6 thoughts on “There is such a thing as terroir in beer”

  1. Incidentally, our first trip to Wheatland Spring was this weekend. Both my wife and I were immediately taken aback by the uniqueness and stunning qualities of all the styles Wheatland was pouring. To hear the philosophy they espouse followed a couple days later by reading someone (albeit coincidentally) downplay the obvious reflection that the geomorphology that exact farm obviously has on the beer produced there, the passion/craft/care put into the selection and treatment of all the ingredients grown on-site, and the process by which the beer itself was made… Was just dumbfounding. So we applaud your defense of terroir in beer, not just for Wheatland, but for all the breweries out there trying with their last shreds of might and financing to do something different — to connect us to the land — and to connect us back to ourselves. It gives us back a little dignity, both as passionate beer drinkers and as humans, to know — to viscerally taste and feel — that these choices do in fact make a difference in myriad ways.

    Thanks, Stan.

    • I guess that means you will be going back . . . and that you appreciate how lucky you are.

  2. I think at least part of the reason that some people don’t believe in “place” in beer is because they have never tasted graphic and inarguable expression of it. MANY wine fans don’t. Back before dirt was invented, I started learning about wine and very soon heard the word “terroir”, which was fairly obvious as to its meaning. “Terroir”, “terrain”, same root. So, about land and soil. But about a LOT of other factors too and it is ALL terroir.

    My wine mentor explained terroir to me by pouring me two tastes of Cabernet Franc, one from Washington, one from the lower Loire Valley. The wine from WA was nicely fruity, mixed red and black berries, and a dash of baking spices. The Loire was red fruit, no spices, and tasted like it had a small pile of gravel IN the glass. It was POWERULY minerally. Later, working as a wine buyer, I was tasting Rhones for my employer and began to get powerful flavors of lavender.

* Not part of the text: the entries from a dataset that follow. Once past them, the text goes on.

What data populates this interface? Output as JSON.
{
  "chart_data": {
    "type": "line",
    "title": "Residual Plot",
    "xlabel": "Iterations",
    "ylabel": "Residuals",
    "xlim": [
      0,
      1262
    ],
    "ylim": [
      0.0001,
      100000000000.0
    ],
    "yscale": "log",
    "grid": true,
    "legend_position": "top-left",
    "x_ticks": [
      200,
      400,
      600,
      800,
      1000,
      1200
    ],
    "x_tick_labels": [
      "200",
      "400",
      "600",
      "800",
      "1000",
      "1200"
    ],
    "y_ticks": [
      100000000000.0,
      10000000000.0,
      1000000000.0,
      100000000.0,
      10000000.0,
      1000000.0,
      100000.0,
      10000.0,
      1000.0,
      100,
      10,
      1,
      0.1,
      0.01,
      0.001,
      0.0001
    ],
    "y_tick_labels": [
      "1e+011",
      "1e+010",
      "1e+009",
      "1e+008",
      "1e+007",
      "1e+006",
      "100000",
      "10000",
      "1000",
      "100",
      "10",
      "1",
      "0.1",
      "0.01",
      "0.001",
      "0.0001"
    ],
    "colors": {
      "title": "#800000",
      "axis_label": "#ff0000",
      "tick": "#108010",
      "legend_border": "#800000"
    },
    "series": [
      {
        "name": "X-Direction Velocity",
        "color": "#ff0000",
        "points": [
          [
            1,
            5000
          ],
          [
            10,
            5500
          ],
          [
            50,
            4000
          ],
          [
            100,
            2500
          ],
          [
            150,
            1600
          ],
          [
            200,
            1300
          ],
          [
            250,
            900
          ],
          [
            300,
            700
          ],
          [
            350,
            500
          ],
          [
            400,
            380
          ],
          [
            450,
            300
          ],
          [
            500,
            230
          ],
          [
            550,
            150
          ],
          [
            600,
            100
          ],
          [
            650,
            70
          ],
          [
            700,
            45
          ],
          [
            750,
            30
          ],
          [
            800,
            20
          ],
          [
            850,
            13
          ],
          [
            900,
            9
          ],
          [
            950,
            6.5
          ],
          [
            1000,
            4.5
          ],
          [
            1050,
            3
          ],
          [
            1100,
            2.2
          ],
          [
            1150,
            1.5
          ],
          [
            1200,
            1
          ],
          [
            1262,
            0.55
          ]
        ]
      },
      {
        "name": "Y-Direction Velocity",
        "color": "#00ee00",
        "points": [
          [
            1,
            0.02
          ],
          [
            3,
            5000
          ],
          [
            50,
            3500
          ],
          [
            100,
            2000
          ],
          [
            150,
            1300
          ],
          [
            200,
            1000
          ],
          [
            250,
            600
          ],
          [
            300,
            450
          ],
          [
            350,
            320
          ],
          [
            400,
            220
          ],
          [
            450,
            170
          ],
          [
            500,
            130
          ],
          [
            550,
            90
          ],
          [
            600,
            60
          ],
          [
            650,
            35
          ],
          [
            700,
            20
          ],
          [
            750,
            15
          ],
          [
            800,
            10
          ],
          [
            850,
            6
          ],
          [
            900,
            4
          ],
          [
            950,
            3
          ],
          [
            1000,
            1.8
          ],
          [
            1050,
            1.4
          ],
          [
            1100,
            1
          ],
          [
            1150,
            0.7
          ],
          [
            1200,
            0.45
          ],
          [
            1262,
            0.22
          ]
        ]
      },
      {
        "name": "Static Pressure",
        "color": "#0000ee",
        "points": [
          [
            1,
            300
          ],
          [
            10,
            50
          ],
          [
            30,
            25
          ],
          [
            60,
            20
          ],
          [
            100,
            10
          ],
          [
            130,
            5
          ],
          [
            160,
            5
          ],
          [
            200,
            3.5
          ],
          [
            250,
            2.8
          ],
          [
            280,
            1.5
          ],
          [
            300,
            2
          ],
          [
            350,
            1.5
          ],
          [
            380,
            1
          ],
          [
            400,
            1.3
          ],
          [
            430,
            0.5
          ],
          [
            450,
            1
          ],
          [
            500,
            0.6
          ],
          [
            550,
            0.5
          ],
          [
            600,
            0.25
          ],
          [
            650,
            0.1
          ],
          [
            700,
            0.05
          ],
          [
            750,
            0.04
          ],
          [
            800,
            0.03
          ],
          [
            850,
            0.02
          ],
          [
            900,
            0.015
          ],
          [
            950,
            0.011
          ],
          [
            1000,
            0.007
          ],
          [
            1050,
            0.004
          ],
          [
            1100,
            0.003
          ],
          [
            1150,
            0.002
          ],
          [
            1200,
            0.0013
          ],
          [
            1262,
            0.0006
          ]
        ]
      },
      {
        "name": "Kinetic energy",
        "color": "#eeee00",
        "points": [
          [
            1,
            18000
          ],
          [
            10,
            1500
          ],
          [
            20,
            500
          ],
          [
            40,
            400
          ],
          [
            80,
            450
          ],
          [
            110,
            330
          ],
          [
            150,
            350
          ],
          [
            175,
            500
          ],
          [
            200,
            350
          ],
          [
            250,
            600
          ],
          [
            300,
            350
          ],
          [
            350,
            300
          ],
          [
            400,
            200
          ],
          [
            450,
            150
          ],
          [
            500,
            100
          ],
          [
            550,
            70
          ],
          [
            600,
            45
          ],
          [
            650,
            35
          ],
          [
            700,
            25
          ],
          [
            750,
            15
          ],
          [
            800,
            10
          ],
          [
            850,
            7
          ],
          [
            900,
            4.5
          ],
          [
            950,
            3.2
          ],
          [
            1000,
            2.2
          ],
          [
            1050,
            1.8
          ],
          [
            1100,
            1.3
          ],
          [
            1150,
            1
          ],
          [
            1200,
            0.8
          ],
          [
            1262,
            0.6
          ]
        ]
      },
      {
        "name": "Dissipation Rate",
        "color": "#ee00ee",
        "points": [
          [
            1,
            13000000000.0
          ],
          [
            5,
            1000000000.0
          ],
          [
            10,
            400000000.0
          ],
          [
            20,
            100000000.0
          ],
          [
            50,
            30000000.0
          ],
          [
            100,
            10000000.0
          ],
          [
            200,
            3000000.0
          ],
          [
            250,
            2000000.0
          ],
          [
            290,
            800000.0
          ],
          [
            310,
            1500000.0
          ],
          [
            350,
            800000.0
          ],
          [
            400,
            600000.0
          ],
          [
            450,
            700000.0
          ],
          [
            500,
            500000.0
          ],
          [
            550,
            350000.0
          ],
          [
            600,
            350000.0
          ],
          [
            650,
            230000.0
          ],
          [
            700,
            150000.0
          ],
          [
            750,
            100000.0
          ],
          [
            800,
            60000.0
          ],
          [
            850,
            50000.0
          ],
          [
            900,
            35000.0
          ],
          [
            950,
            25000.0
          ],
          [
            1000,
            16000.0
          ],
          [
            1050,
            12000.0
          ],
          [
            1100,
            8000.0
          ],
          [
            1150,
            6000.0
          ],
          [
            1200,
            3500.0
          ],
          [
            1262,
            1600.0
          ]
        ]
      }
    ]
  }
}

I was puzzled and called the importer. He had been to that winery’s estate vineyard and sent me a phot he took there. The entire vineyard was ringed with lavender. AS grapes are tiny permeable membranes, the air bearing those aromas permeated, in a BIG way.

    Deschutes’ experiments with its mobile coolship SHOULD be enough proof for anyone for terroir’s affects on beer. Each one was fermented by native yeasts wherever the trailer was parked and each one of radically different. Cascade hops, as grown in the Willamette Valley and as grown in Yakima DO show differences, when chewed and in beers made from them. Grains, as any grain farmer can tell you, grow and taste different depending on where they’re grown. In whiskey, every distiller in the world can tell you that barley from Alberta isn’t like the same strain of barley from the Scottish midlands. Virginia Gravensteins in cider taste different from the same apple made from Chelan Valley orchards.

    And so it goes.

    Wine and beer ARE, to a degree, apples ‘n’ oranges. But not totally. Both are made from stuff that grows in the ground and neither is immune to that ground’s effects. Blending, of grapes and grains, CAN *mute* the effect of terroir but not completely eliminate it. Methylation sees to that distinctive flavor of nuts from one barley and toast from another. In point of scientific fact, terroir CANNOT be eliminated. The real question is not “does it exist?” but “can I taste it?” And that usually DOES require some experience and comprehension.

    • Yes to “can I taste it?” When you see the stars on “Drops of God,” the wine show on Apple TV+, identify a wine from a region of the world they have never visited then it is easy to be intimidated. But the Wheatland Spring customers who visit regularly know the flavors coming from the barley field only a few yards away.